Hi

The gotcha is that you have multiple systems working against each other. The 
crystal in the TCXO has
one temperature characteristic. The compensation in the TCXO has a temperature 
characteristic. They
cancel each other out to a limited degree. The residual slope may (or may not) 
be as shallow as you
might think. Your PTC is at an arbitrary point on the residual curve. A 
somewhat more subtle issue is 
the gradient between your PTC, the crystal, and the compensation as it cycles. 

If the TCXO really isn’t a full TCXO, then some of this goes away. A +/- 2 ppm 
0-50C “TCXO" may not have
any compensation in it at all. Some 0 to 70C parts are done as 2 ppm 0 to 50 
and only compensated at the 
hot end. They actually may be worse with the PTC than at room...
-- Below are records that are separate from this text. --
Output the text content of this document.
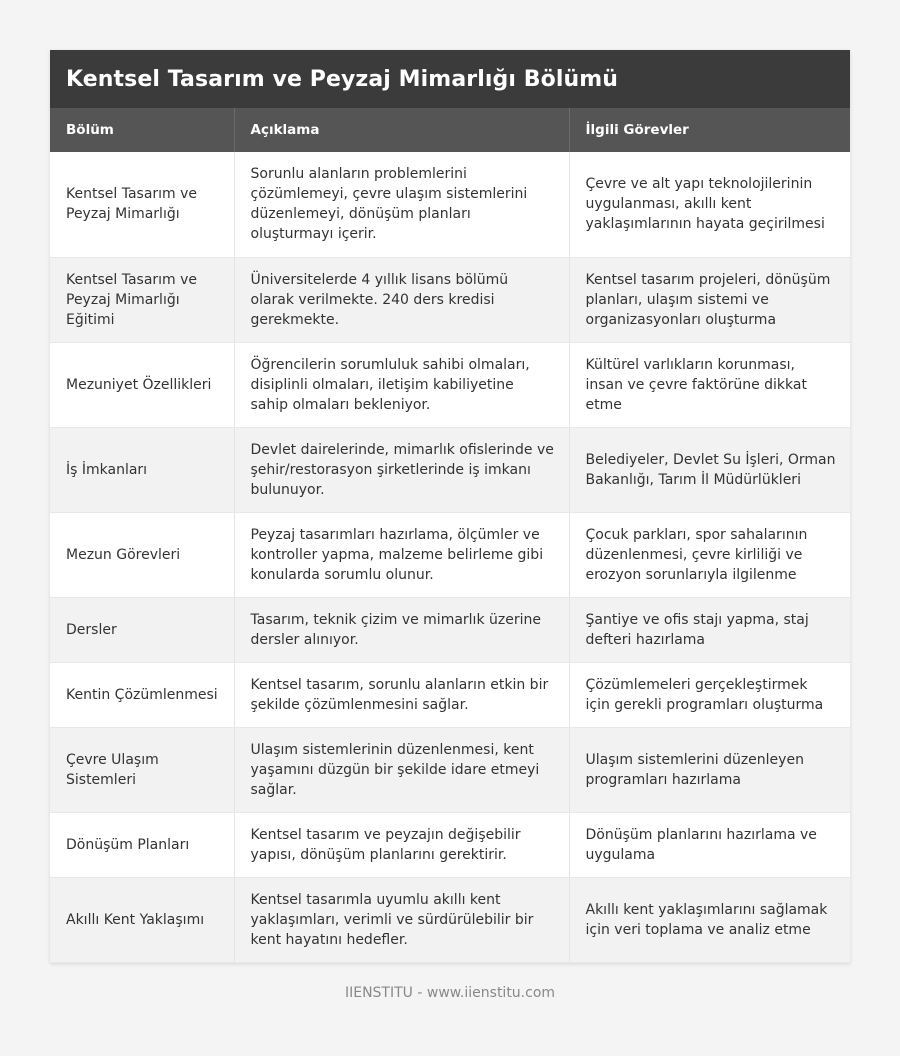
Kentsel Tasarım ve Peyzaj Mimarlığı Bölümü
Bölüm	Açıklama	İlgili Görevler
Kentsel Tasarım ve Peyzaj Mimarlığı	Sorunlu alanların problemlerini çözümlemeyi, çevre ulaşım sistemlerini düzenlemeyi, dönüşüm planları oluşturmayı içerir.	Çevre ve alt yapı teknolojilerinin uygulanması, akıllı kent yaklaşımlarının hayata geçirilmesi
Kentsel Tasarım ve Peyzaj Mimarlığı Eğitimi	Üniversitelerde 4 yıllık lisans bölümü olarak verilmekte. 240 ders kredisi gerekmekte.	Kentsel tasarım projeleri, dönüşüm planları, ulaşım sistemi ve organizasyonları oluşturma
Mezuniyet Özellikleri	Öğrencilerin sorumluluk sahibi olmaları, disiplinli olmaları, iletişim kabiliyetine sahip olmaları bekleniyor.	Kültürel varlıkların korunması, insan ve çevre faktörüne dikkat etme
İş İmkanları	Devlet dairelerinde, mimarlık ofislerinde ve şehir/restorasyon şirketlerinde iş imkanı bulunuyor.	Belediyeler, Devlet Su İşleri, Orman Bakanlığı, Tarım İl Müdürlükleri
Mezun Görevleri	Peyzaj tasarımları hazırlama, ölçümler ve kontroller yapma, malzeme belirleme gibi konularda sorumlu olunur.	Çocuk parkları, spor sahalarının düzenlenmesi, çevre kirliliği ve erozyon sorunlarıyla ilgilenme
Dersler	Tasarım, teknik çizim ve mimarlık üzerine dersler alınıyor.	Şantiye ve ofis stajı yapma, staj defteri hazırlama
Kentin Çözümlenmesi	Kentsel tasarım, sorunlu alanların etkin bir şekilde çözümlenmesini sağlar.	Çözümlemeleri gerçekleştirmek için gerekli programları oluşturma
Çevre Ulaşım Sistemleri	Ulaşım sistemlerinin düzenlenmesi, kent yaşamını düzgün bir şekilde idare etmeyi sağlar.	Ulaşım sistemlerini düzenleyen programları hazırlama
Dönüşüm Planları	Kentsel tasarım ve peyzajın değişebilir yapısı, dönüşüm planlarını gerektirir.	Dönüşüm planlarını hazırlama ve uygulama
Akıllı Kent Yaklaşımı	Kentsel tasarımla uyumlu akıllı kent yaklaşımları, verimli ve sürdürülebilir bir kent hayatını hedefler.	Akıllı kent yaklaşımlarını sağlamak için veri toplama ve analiz etme
IIENSTITU - www.iienstitu.com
Yes this all assumes an AT cut in the TCXO. That’s a pretty good bet ….

Bob


> On Jun 4, 2017, at 8:13 AM, jimlux <jim...@earthlink.net> wrote:
> 
> I recall some years ago folks were talking about putting a PTC thermistor on 
> the TCXO of a FlexRadio SDR1000 to stabilize the frequency as a sort of 
> poor-man's OCXO.
> It's also referenced at
> http://www.setileague.org/askdr/xtaloven.htm
> where he says "order of magnitude improvement" with no numbers (from 1% to 
> 0.1% or from 1 ppb to 0.1 ppb?)
> 
> I wonder how well that actually works.
> 
> Say you bought an inexpensive (perhaps non TC) XO and an equally inexpensive 
> thermistor, glued on on the other, hooked em both up to 3.3 or 5V.
> 
> Yeah, there's issues with room air blowing on it, and tolerances in both the 
> XO and thermistor, so your absolute frequency accuracy may not be so hot. But 
> what sort of medium to long term performance can one expect.
> 
> I did some searches, because I'm sure we've discussed this before, but I 
> couldn't find it.  There was some stuff from Oct 2007, but that was in the 
> context of a more complex circuit, and the thermistor was the sensor.